The words hung in the air between us. I stared at him, my heart hammering against my ribs. "You... you know?"
"I know she provokes you," he said, his voice quiet. "I know she enjoys it."
A tremor went through me. A wave of dizzying, desperate hope. "Then why?" I whispered, my voice breaking. "Why did you let them hurt me? Why did you stand there and watch?"
He stood up and walked to the window, his back to me. "She's been through a lot, Eva. She's fragile."
Fragile? Coral was as fragile as a block of granite.
"She's not who you think she is," I pleaded, the words tearing from my throat. "She lies, Kane. She's always lied."
He didn't turn around. "You don't know her. You're always antagonizing her. You need to learn to get along."
My blood ran cold. He was choosing to believe the fantasy, the idealized version of Coral he had built in his mind.
"So you believe her, not me?" I asked, the words barely audible.
He didn't answer. The silence was his confession.
A dizzying sense of absurdity washed over me. I laughed, a raw, broken sound that hurt my throat. Tears streamed down my face, hot and silent. "After everything... you still don't believe me?"
The nurse came in, her presence a brief interruption to the suffocating tension. She checked my vitals, her expression professional and distant, and then left as quietly as she came.
"You can stay at the penthouse while you recover," Kane said, as if offering a consolation prize.
Any hope I had left was crushed into dust. He wasn't offering comfort.
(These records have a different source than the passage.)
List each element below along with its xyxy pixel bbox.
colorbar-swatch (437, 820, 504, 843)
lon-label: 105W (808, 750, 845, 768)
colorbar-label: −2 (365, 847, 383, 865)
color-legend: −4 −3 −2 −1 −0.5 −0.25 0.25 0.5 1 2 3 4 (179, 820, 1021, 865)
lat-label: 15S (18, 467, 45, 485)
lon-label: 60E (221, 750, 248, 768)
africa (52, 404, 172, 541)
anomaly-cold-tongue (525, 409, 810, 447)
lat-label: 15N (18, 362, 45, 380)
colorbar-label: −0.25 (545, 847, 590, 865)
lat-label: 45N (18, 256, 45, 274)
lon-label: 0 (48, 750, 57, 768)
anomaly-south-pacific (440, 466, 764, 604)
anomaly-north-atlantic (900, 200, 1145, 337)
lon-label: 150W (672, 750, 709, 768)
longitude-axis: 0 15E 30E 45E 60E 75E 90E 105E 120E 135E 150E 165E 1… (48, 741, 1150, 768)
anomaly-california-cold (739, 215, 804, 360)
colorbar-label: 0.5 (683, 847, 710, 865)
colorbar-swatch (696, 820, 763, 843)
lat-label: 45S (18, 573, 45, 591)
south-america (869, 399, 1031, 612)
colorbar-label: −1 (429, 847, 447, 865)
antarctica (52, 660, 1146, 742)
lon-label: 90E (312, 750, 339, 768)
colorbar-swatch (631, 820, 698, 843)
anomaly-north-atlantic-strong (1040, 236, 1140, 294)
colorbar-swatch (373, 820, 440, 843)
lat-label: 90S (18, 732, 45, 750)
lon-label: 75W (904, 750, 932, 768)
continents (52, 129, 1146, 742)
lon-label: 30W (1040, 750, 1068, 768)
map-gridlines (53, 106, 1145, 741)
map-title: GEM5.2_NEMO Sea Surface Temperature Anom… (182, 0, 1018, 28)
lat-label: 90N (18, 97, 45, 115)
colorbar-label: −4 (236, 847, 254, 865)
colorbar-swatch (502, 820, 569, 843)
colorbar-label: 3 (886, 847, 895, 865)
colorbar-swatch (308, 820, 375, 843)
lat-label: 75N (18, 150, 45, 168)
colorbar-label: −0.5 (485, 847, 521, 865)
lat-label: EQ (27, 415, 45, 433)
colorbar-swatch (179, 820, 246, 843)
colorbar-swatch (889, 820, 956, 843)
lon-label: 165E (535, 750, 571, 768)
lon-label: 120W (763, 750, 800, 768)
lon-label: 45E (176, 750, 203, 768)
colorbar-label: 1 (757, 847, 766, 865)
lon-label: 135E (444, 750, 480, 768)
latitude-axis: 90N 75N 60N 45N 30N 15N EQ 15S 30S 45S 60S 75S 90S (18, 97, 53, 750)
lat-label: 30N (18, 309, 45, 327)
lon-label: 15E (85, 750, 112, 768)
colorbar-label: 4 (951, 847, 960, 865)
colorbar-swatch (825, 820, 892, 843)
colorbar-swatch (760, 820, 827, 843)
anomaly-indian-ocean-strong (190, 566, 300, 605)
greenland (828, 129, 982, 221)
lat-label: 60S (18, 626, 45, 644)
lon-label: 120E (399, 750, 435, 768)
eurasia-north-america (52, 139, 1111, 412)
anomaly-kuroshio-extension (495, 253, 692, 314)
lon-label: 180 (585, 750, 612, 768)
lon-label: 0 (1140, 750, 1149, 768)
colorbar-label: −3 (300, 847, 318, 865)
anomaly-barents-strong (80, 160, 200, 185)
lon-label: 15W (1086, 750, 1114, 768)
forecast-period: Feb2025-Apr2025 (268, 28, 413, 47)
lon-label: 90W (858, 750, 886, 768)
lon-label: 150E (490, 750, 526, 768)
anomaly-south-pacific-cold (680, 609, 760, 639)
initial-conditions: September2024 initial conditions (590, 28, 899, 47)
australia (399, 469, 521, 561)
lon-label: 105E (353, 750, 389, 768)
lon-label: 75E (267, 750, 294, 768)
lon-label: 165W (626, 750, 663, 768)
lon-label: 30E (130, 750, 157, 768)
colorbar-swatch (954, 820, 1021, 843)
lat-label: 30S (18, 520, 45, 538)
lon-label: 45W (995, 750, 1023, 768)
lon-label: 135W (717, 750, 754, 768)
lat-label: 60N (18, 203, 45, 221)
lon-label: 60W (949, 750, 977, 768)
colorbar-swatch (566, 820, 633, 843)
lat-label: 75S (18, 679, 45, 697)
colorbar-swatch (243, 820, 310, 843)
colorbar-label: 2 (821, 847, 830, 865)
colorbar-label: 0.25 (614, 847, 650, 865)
He was offering a gilded cage.
My fingers clenched the thin hospital sheet. My breathing came in ragged gasps.
I looked at him, my eyes burning. "What about our marriage?" I asked, the words tasting like acid. "Our five years together. Does that mean nothing?"
It was a lie he had told me, a promise of a future that kept me tethered to him. He' d shown me a certificate once, a document I now knew was as fake as the love he professed.
He flinched, just for a second. His hand, resting on the windowsill, tightened. He turned to face me, his eyes dark and deep.
I stared back, a hundred questions swirling in my mind. Who am I to you? Did you ever care? Was any of it real?
His phone rang, a sharp, intrusive sound. His face changed when he saw the caller ID. He answered, his voice shifting into fluent, effortless French.
I had never heard him speak French before. I didn't even know he knew how.
I couldn't understand the words, but I understood the tone. It was the same intimate, gentle tone I had mistaken for affection.
Then I heard a woman's voice on the other end, excited and shrill. Even with the language barrier, I heard one word clearly. Coral.
The woman was talking about him and Coral. About how he was helping her... learning French for her.
My heart sank, a stone dropping into a bottomless well. It was all a plan. All of it. He was courting Coral, and I was just... practice. The stand-in he used to perfect his lines.
"Is he still hung up on that substitute?" the woman on the phone asked, her voice carrying clearly in the quiet room.
Kane's response was a knife to my heart. "She's just a plaything," he said in cold, perfect French. "Not even in the same league."
My breath hitched. I forced myself to look confused, as if I didn't understand. As if his words hadn't just ripped me apart.
The woman on the phone continued, gushing about how romantic it was that he was learning French just for Coral, because she had studied art in Paris.
He had never asked about my art. Never cared that I, too, had dreamed of Paris. He had never seen the similarities, because he had never seen me.
He hung up the phone and turned to me, his expression smooth again. "Company business," he lied.
The last embers of my love for him died out. There was nothing left but cold, hard ash.
"Coral needs me," he said, his voice soft, almost apologetic. "She was frightened by what happened. You need to understand, Eva. You have to let this go."
He didn't even look at me as he said it. He walked to the door, his steps sure and steady.
He was leaving me here, broken and bruised, to go comfort the woman who had orchestrated my pain.
The door clicked shut behind him.
And I finally let myself scream, a silent, tearing scream as the tears poured down my face, hot and endless.